Sa Sa saw a retail sales increase of 20.8 per cent in Hong Kong and Macau, which remained the largest contributor to the group’s turnover and profits.

Meanwhile, turnover in mainland China increased by 22.6 per cent, driven by new store openings and continuous improvements in store and frontline staff productivity.

Turnover in Singapore, Malaysia and Taiwan grew 5.5 per cent, 24 per cent and 12.7 per cent, respectively.

Sa Sa expects the coming fiscal year to be challenging as there are still no signs of any strong recovery in the Chinese economy, however, it says the cosmetics business remains resilient, particularly in Hong Kong.

Sa Sa says it will increase its retail space in tourist locations in Hong Kong. In mainland China, it plans to boost penetration in lower-tier cities while continue closing underperforming stores and counters.

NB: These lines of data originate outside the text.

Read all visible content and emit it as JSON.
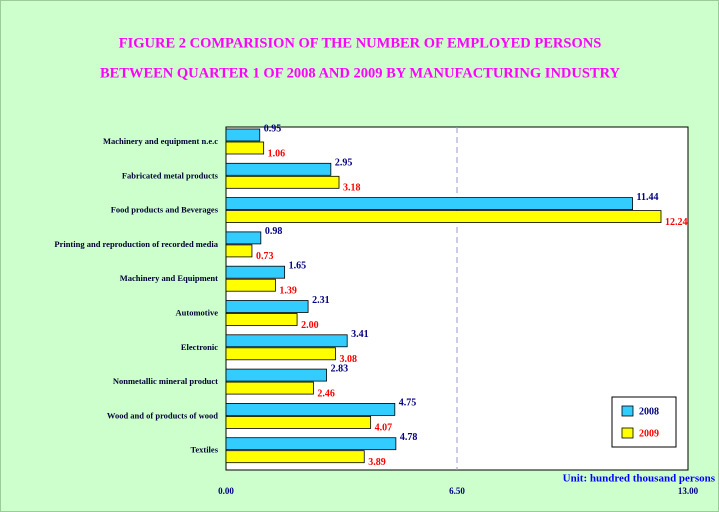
{
  "chart_data": {
    "type": "bar",
    "orientation": "horizontal",
    "title": "FIGURE 2   COMPARISION OF THE  NUMBER OF EMPLOYED PERSONS",
    "subtitle": "BETWEEN QUARTER 1 OF 2008 AND 2009   BY MANUFACTURING INDUSTRY",
    "unit_label": "Unit: hundred thousand persons",
    "categories": [
      "Machinery and equipment n.e.c",
      "Fabricated metal products",
      "Food products and Beverages",
      "Printing and reproduction of recorded media",
      "Machinery and Equipment",
      "Automotive",
      "Electronic",
      "Nonmetallic mineral product",
      "Wood and of products of wood",
      "Textiles"
    ],
    "series": [
      {
        "name": "2008",
        "color": "#33ccff",
        "label_color": "#000080",
        "values": [
          0.95,
          2.95,
          11.44,
          0.98,
          1.65,
          2.31,
          3.41,
          2.83,
          4.75,
          4.78
        ]
      },
      {
        "name": "2009",
        "color": "#ffff00",
        "label_color": "#ff0000",
        "values": [
          1.06,
          3.18,
          12.24,
          0.73,
          1.39,
          2.0,
          3.08,
          2.46,
          4.07,
          3.89
        ],
        "value_labels": [
          "1.06",
          "3.18",
          "12.24",
          "0.73",
          "1.39",
          "2.00",
          "3.08",
          "2.46",
          "4.07",
          "3.89"
        ]
      }
    ],
    "xlim": [
      0,
      13
    ],
    "xticks": [
      {
        "value": 0,
        "label": "0.00"
      },
      {
        "value": 6.5,
        "label": "6.50"
      },
      {
        "value": 13,
        "label": "13.00"
      }
    ],
    "grid": true,
    "legend": "lower right"
  }
}
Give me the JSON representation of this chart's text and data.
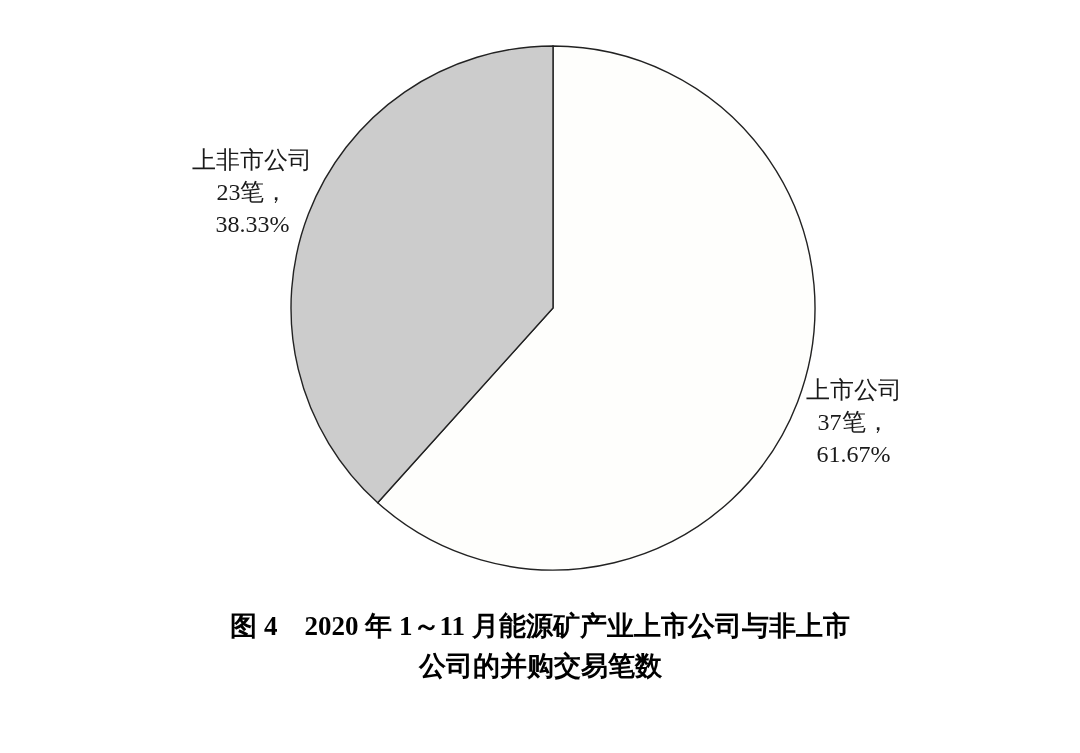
{
  "chart_data": {
    "type": "pie",
    "title": "图 4　2020 年 1～11 月能源矿产业上市公司与非上市公司的并购交易笔数",
    "categories": [
      "上市公司",
      "上非市公司"
    ],
    "values": [
      37,
      23
    ],
    "colors": [
      "#fefefc",
      "#cccccc"
    ],
    "value_labels": [
      "37笔，61.67%",
      "23笔，38.33%"
    ]
  }
}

“Although we have seen moderation in the growth of the mainland China economy, as well as in our other markets, we are confident that our proven strategies, our commitment to forward planning and our inherent flexibility will enable Sa Sa to continue to deliver sustained growth for the coming fiscal year and beyond,” said chairman and CEO Simon Kwok.

Sa Sa operates more than 260 stores and counters in Asia that sell more than 600 brands of make-up, skin care, fragrance and hair care products including its own brands and international brands.